Une photo de famille. Un absent qui voit l’Europe entière le pointer du doigt. Une vitrine diplomatique destinée à montrer que, malgré la guerre en Ukraine, les déchirures du continent provoquée par Vladimir Poutine ne sont pas encore des fractures irrémédiables. Le résultat du premier sommet informel de la Communauté politique européenne à Prague (République tchèque), ce jeudi 6 octobre, ne pouvait guère espérer mieux.
Il fallait sauver la face et adresser à Moscou un message ferme. La surenchère du Kremlin n’empêchera pas les dirigeants européens de continuer à chercher des solutions ensemble. Y compris avec la Turquie et au-delà de la mer Noire, comme l’ont montré les discussions, en marge de la rencontre, à propos du conflit en cours au Karabakh entre l’Arménie et l’Azerbaïdjan.
Des coopérations vont pouvoir prendre forme
Ignazio Cassis, qui participait à l’atelier consacré à l’énergie au sein de ce cénacle d’une quarantaine de chefs d’Etat ou de gouvernements, reviendra donc à Berne avec, dans sa besace, un motif d’espoir. Poussée par la France, la Communauté politique européenne, destinée à agréger les forces en présence autour des 27 pays membres de l’Union, a bien accouché d’un semblant de ciment. Des coopérations vont pouvoir prendre forme, ou être accélérées.
Personne, à l’exception des pays associés à l’effort de guerre et de déstabilisation russe comme la Biélorussie, n’est aujourd’hui laissé en bordure du chemin. Bien joué. Mais après? C’est maintenant, alors que la tenue d’un second sommet est déjà évoquée, que le plus dur commence.
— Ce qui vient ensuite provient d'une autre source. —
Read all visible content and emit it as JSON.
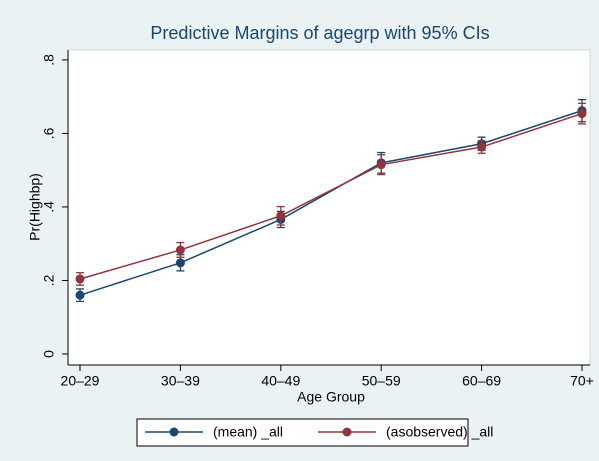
{
  "chart_data": {
    "type": "line",
    "title": "Predictive Margins of agegrp with 95% CIs",
    "x_label": "Age Group",
    "y_label": "Pr(Highbp)",
    "categories": [
      "20–29",
      "30–39",
      "40–49",
      "50–59",
      "60–69",
      "70+"
    ],
    "series": [
      {
        "name": "(mean) _all",
        "color": "#1a476f",
        "values": [
          0.16,
          0.248,
          0.366,
          0.52,
          0.572,
          0.662
        ],
        "errors": [
          0.017,
          0.022,
          0.022,
          0.028,
          0.018,
          0.03
        ]
      },
      {
        "name": "(asobserved) _all",
        "color": "#90353b",
        "values": [
          0.204,
          0.283,
          0.376,
          0.515,
          0.563,
          0.654
        ],
        "errors": [
          0.017,
          0.02,
          0.025,
          0.027,
          0.017,
          0.028
        ]
      }
    ],
    "ylim": [
      -0.03,
      0.827
    ],
    "yticks": [
      0,
      {
        "value": 0.2,
        "label": ".2"
      },
      {
        "value": 0.4,
        "label": ".4"
      },
      {
        "value": 0.6,
        "label": ".6"
      },
      {
        "value": 0.8,
        "label": ".8"
      }
    ],
    "grid": false,
    "legend": "bottom"
  }
}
Car seuls les résultats et les bénéfices économiques de ces discussions permettront à ce ciment de ne pas s’effriter.
Les trois arguments massue de Poutine
Vladimir Poutine, lui, a trois arguments face à cette mobilisation diplomatique européenne: la peur, le froid et le calendrier. Trois arguments bien plus puissants, en théorie, que les mots prononcés autour des tables ce jeudi au sommet de Prague, où le choix a été fait de ne pas publier de déclaration finale, pour maintenir son aspect informel.
La peur est celle de l’engrenage et de l’escalade susceptible de conduire à l’utilisation par la Russie d’une arme nucléaire tactique. Le froid est celui de l’hiver qui débute, avec l’épée de Damoclès d’un gaz russe absent des tuyaux européens, mais bien présent dans les têtes au vu de l’explosion des prix de l’énergie. L’Allemagne, en publiant ces jours-ci un communiqué acrimonieux contre les tarifs du gaz liquéfié américain, a résumé les inquiétudes ambiantes.
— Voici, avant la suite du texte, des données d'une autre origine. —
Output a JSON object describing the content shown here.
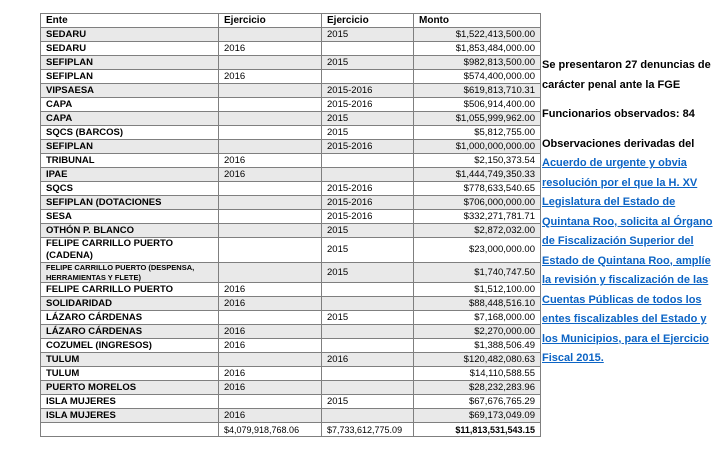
{
  "table": {
    "headers": [
      "Ente",
      "Ejercicio",
      "Ejercicio",
      "Monto"
    ],
    "rows": [
      {
        "ente": "SEDARU",
        "ej1": "",
        "ej2": "2015",
        "monto": "$1,522,413,500.00"
      },
      {
        "ente": "SEDARU",
        "ej1": "2016",
        "ej2": "",
        "monto": "$1,853,484,000.00"
      },
      {
        "ente": "SEFIPLAN",
        "ej1": "",
        "ej2": "2015",
        "monto": "$982,813,500.00"
      },
      {
        "ente": "SEFIPLAN",
        "ej1": "2016",
        "ej2": "",
        "monto": "$574,400,000.00"
      },
      {
        "ente": "VIPSAESA",
        "ej1": "",
        "ej2": "2015-2016",
        "monto": "$619,813,710.31"
      },
      {
        "ente": "CAPA",
        "ej1": "",
        "ej2": "2015-2016",
        "monto": "$506,914,400.00"
      },
      {
        "ente": "CAPA",
        "ej1": "",
        "ej2": "2015",
        "monto": "$1,055,999,962.00"
      },
      {
        "ente": "SQCS (BARCOS)",
        "ej1": "",
        "ej2": "2015",
        "monto": "$5,812,755.00"
      },
      {
        "ente": "SEFIPLAN",
        "ej1": "",
        "ej2": "2015-2016",
        "monto": "$1,000,000,000.00"
      },
      {
        "ente": "TRIBUNAL",
        "ej1": "2016",
        "ej2": "",
        "monto": "$2,150,373.54"
      },
      {
        "ente": "IPAE",
        "ej1": "2016",
        "ej2": "",
        "monto": "$1,444,749,350.33"
      },
      {
        "ente": "SQCS",
        "ej1": "",
        "ej2": "2015-2016",
        "monto": "$778,633,540.65"
      },
      {
        "ente": "SEFIPLAN (DOTACIONES",
        "ej1": "",
        "ej2": "2015-2016",
        "monto": "$706,000,000.00"
      },
      {
        "ente": "SESA",
        "ej1": "",
        "ej2": "2015-2016",
        "monto": "$332,271,781.71"
      },
      {
        "ente": "OTHÓN P. BLANCO",
        "ej1": "",
        "ej2": "2015",
        "monto": "$2,872,032.00"
      },
      {
        "ente": "FELIPE CARRILLO PUERTO (CADENA)",
        "ej1": "",
        "ej2": "2015",
        "monto": "$23,000,000.00"
      },
      {
        "ente": "FELIPE CARRILLO PUERTO (DESPENSA, HERRAMIENTAS Y FLETE)",
        "ej1": "",
        "ej2": "2015",
        "monto": "$1,740,747.50",
        "small": true
      },
      {
        "ente": "FELIPE CARRILLO PUERTO",
        "ej1": "2016",
        "ej2": "",
        "monto": "$1,512,100.00"
      },
      {
        "ente": "SOLIDARIDAD",
        "ej1": "2016",
        "ej2": "",
        "monto": "$88,448,516.10"
      },
      {
        "ente": "LÁZARO CÁRDENAS",
        "ej1": "",
        "ej2": "2015",
        "monto": "$7,168,000.00"
      },
      {
        "ente": "LÁZARO CÁRDENAS",
        "ej1": "2016",
        "ej2": "",
        "monto": "$2,270,000.00"
      },
      {
        "ente": "COZUMEL (INGRESOS)",
        "ej1": "2016",
        "ej2": "",
        "monto": "$1,388,506.49"
      },
      {
        "ente": "TULUM",
        "ej1": "",
        "ej2": "2016",
        "monto": "$120,482,080.63"
      },
      {
        "ente": "TULUM",
        "ej1": "2016",
        "ej2": "",
        "monto": "$14,110,588.55"
      },
      {
        "ente": "PUERTO MORELOS",
        "ej1": "2016",
        "ej2": "",
        "monto": "$28,232,283.96"
      },
      {
        "ente": "ISLA MUJERES",
        "ej1": "",
        "ej2": "2015",
        "monto": "$67,676,765.29"
      },
      {
        "ente": "ISLA MUJERES",
        "ej1": "2016",
        "ej2": "",
        "monto": "$69,173,049.09"
      }
    ],
    "total": {
      "ente": "",
      "ej1": "$4,079,918,768.06",
      "ej2": "$7,733,612,775.09",
      "monto": "$11,813,531,543.15"
    }
  },
  "sidebar": {
    "denuncias_note": "Se presentaron 27 denuncias de carácter penal ante la FGE",
    "funcionarios_note": "Funcionarios observados: 84",
    "observaciones_prefix": "Observaciones derivadas del",
    "observaciones_link": "Acuerdo de urgente y obvia resolución por el que la H. XV Legislatura del Estado de Quintana Roo, solicita al Órgano de Fiscalización Superior del Estado de Quintana Roo, amplíe la revisión y fiscalización de las Cuentas Públicas de todos los entes fiscalizables del Estado y los Municipios, para el Ejercicio Fiscal 2015."
  },
  "colors": {
    "link_blue": "#0c64c5",
    "row_alt_gray": "#e9e9e9"
  }
}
Le calendrier enfin, car Poutine a, pour le moment, encore le temps d’attendre. L’économie de la Russie est depuis le 24 février une économie de guerre. Le conflit en Ukraine l’emporte sur tout le reste. Les ressources naturelles du pays sont disponibles pour qui veut les acheter. Les besoins, il faut l’admettre, sont à court terme du côté européen.
Au-delà de la photo de famille
L’enjeu de la Communauté politique européenne naissante est donc, au-delà de la photo de famille sur laquelle chacun sourit à ses voisins, de répondre à ces trois armes russes de déstabilisation massive. Il lui faut, sur le plan militaire, démontrer que l’avantage n’est pas du côté de la Russie, et que l’enjeu de la guerre en Ukraine est bien de sécuriser la stabilité du continent. Il lui faut, en matière d’énergie, trouver le moyen d’arrimer les pays les plus tentés de négocier avec Moscou à une solidarité européenne qui leur rapporte plus. Il lui faut enfin, avec de prochains rendez-vous rapprochés, démontrer que ce sommet de Prague n’était pas qu’une opportunité photographique.
Vladimir Poutine a pu constater, au vu du nombre de dirigeants réunis dans la capitale tchèque, l’ampleur de son isolement. Soit. Mais l’homme fort du Kremlin, qui se considère de toute façon assiégé et menacé, n’en tirera des conséquences favorables à la paix et à la négociation que si les participants à ce premier sommet sont capables d’accoucher vite de décisions et de projets conformes à leur présumée solidarité.